本研究成果は、ブナが北限地域へどのように分布したかを理解する上で重要であるだけでなく、今後の冷温帯林の気候変動影響評価にも資するものです。
タイトル:Possible northern persistence of Siebold’s beech, Fagus crenata, at its northernmost distribution limit on an island in Japan Sea: Okushiri Island, Hokkaido(分布北限の日本海・奥尻島のブナ集団の最終氷期最盛期の北方生残の可能性)

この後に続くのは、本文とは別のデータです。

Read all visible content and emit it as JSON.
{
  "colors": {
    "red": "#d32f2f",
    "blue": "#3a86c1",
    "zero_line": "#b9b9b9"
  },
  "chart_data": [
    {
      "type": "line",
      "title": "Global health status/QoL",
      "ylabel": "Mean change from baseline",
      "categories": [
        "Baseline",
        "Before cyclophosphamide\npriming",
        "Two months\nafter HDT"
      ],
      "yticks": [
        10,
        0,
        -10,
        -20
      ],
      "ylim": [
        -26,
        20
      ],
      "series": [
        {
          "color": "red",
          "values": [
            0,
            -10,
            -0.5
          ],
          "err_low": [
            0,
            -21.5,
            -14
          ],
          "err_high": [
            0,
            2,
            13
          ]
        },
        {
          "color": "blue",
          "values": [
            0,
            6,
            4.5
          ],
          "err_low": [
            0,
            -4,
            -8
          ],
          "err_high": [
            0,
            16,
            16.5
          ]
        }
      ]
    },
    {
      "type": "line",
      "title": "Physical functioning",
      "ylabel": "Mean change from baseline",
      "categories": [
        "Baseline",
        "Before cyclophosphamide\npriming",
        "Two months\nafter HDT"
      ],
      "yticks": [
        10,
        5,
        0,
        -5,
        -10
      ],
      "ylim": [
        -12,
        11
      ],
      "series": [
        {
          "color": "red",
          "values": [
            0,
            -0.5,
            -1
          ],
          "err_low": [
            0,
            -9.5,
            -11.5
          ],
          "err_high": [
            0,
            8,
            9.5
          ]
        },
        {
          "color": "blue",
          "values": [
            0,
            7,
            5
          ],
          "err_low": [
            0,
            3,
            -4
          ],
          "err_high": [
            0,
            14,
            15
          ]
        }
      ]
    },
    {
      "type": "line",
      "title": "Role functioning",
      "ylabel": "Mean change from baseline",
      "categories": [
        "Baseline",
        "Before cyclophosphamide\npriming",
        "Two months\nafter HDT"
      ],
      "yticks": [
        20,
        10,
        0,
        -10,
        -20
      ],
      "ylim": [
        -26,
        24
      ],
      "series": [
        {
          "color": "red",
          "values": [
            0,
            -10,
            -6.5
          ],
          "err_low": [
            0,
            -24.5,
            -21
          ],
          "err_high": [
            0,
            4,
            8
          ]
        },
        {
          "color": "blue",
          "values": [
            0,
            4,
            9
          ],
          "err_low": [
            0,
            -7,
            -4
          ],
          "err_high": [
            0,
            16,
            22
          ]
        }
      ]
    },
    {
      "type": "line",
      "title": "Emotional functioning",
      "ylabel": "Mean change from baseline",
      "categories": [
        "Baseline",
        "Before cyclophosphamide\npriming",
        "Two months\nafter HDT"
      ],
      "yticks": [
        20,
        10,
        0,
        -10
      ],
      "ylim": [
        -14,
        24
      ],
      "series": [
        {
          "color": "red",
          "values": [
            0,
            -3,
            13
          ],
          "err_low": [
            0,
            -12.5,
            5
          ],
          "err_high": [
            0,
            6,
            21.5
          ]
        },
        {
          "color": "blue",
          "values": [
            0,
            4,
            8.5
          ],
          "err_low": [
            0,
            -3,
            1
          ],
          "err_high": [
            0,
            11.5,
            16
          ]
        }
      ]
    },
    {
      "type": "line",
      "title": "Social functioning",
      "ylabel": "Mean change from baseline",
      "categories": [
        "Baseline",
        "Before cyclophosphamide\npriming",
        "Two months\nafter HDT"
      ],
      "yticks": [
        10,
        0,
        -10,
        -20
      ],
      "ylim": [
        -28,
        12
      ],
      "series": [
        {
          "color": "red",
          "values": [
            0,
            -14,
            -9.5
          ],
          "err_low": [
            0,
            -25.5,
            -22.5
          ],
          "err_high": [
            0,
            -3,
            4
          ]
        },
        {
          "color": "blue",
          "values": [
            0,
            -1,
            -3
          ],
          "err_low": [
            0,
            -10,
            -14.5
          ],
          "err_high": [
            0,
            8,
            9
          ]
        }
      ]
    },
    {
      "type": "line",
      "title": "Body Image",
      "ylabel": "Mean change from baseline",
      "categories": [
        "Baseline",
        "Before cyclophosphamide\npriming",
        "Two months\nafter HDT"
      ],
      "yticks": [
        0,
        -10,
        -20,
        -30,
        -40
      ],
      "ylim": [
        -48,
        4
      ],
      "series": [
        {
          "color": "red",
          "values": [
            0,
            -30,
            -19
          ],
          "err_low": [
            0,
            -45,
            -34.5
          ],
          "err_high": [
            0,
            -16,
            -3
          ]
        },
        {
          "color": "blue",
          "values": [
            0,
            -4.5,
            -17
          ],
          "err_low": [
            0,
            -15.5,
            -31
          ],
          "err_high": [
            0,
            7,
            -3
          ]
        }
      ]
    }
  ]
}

著者名:Keiko Kitamura(国立研究開発法人森林研究・整備機構森林総合研究所・北海道支所)、Kanji Namikawa(北海道教育大学教育学部札幌校)、Yoshiaki Tsuda(筑波大学生命環境系/山岳科学センター菅平高原実験所・八ヶ岳演習林)、Makoto Kobayashi(十日町市立里山科学館 越後松之山「森の学校」キョロロ)、Tetsuya Matsui(国立研究開発法人森林研究・整備機構森林総合研究所/筑波大学生命環境系)
掲載誌:Frontiers in Plant Science
掲載日:2022年12月15日
【2023.3.14追記】この研究成果について、2023年3月5日発行のしんぶん赤旗に掲載されました。